There is no doubt in our mind that this bill is highly centralist. It is a sign of a retrograde vision of trade relations between the various regions of the same continent. We are living in an era of trade globalization, of the dissolving of tariff and non tariff barriers, of open markets and not of the heavy, unilateral regulation by order in council of a continental market by a single state like Canada.
More and more, a new competitiveness can be found at the local, regional and provincial levels, which goes against the federal centralizing model. The new regional international model of economic development is an example of the globalization of economies, in which regional economic trade areas are swallowed by the global market.

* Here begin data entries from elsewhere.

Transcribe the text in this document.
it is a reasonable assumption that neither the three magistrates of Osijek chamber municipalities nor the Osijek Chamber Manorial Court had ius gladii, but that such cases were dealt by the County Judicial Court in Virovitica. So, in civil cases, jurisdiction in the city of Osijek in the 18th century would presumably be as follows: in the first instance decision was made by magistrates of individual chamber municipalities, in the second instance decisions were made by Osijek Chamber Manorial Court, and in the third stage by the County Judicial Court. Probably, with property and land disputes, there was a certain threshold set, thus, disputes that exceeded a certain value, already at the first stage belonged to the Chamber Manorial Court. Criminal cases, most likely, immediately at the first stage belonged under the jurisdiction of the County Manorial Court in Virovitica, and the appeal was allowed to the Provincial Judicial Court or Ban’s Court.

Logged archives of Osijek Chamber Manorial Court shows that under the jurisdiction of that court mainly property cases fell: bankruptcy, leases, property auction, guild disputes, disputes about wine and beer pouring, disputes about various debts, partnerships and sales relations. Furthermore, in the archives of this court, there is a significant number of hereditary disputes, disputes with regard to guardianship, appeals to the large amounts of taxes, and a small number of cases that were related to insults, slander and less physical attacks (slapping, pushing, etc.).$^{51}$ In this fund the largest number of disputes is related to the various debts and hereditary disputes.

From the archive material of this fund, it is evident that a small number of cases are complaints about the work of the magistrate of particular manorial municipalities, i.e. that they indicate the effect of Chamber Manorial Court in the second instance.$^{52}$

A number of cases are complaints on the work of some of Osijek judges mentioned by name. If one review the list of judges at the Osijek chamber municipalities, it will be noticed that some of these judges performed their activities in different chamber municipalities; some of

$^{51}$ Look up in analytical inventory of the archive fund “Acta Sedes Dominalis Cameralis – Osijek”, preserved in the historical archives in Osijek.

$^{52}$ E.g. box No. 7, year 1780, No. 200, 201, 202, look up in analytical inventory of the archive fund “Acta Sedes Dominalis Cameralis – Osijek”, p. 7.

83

Fernand Martin, from the department of economic sciences of the Université de Montréal, is unequivocal regarding this regional international reality. He says that local businesses are realizing that they are competing not only with domestic businesses but with all other businesses, and that they no longer benefit from the buffer of national borders.
This new reality on the world market underlies a second economic phenomenon: the role of local economies in the competitiveness of businesses. Regional space takes on a strategic importance. In this context, the intervention of a national state structure is no longer needed. By wanting to give unprecedented powers to the regions, the Government of Quebec fully grasped the new parameters of international trade, something that the government in Ottawa failed to do. NAFTA will decrease the federal government's power to intervene in economic matters even more.
Even now in the area of international trade, agreements such as the GATT prevent Canada to a large extent from imposing tariffs and subsidizing exporters. These international agreements promote globalization of the economy and thus reduce, along with regional economic development, the federal government's control over the national and interprovincial economy.
Globalization of trade was first and foremost the product of the emergence of the multinationals. They initially turned the states toward new economic spaces, such as NAFTA. Today their ability to restructure an economic space is well established. Accordingly, they confer international stature on the cities and regions they locate in. These cities and regions in turn form networks giving rise to decisions and economic policy previously the domain of central states.
The federal government's regulatory authority, in these circumstances, becomes less and less important, and it is clear that clause 9 of Bill C-88 runs contrary to the current course of international trade. This point is all the more relevant, and, once again I quote Fernand Martin: "-since economic development is based on competitive development, which counts on the quality of labour and on the infrastructures and economics of large population centres and urbanization. These levers come under provincial jurisdiction, because health, education and land use planning do".
Thus, in terms of economic development and international competitiveness, membership in a centralized economic union is today, at the dawn of the 21st century, of little importance. However, the same cannot be said when it comes to belonging to a region. Since Trudeau, the traditional federalist vision of the federal Liberals has never gone beyond the level of a strictly nationalist analysis. Like those from the Trudeau school of thought, this liberal government is obsessed by the fact that it is powerless to stop the national economy from being regionalized under the influence of multinationals and the newly created continental trade areas.
It should not be forgotten that as interprovincial trade is increasingly following a north-south axis, Bill C-88, and more specifically clause 9, are nothing more than the reaction of this government without an economic agenda to this phenomenon and, by and large, to the present changes.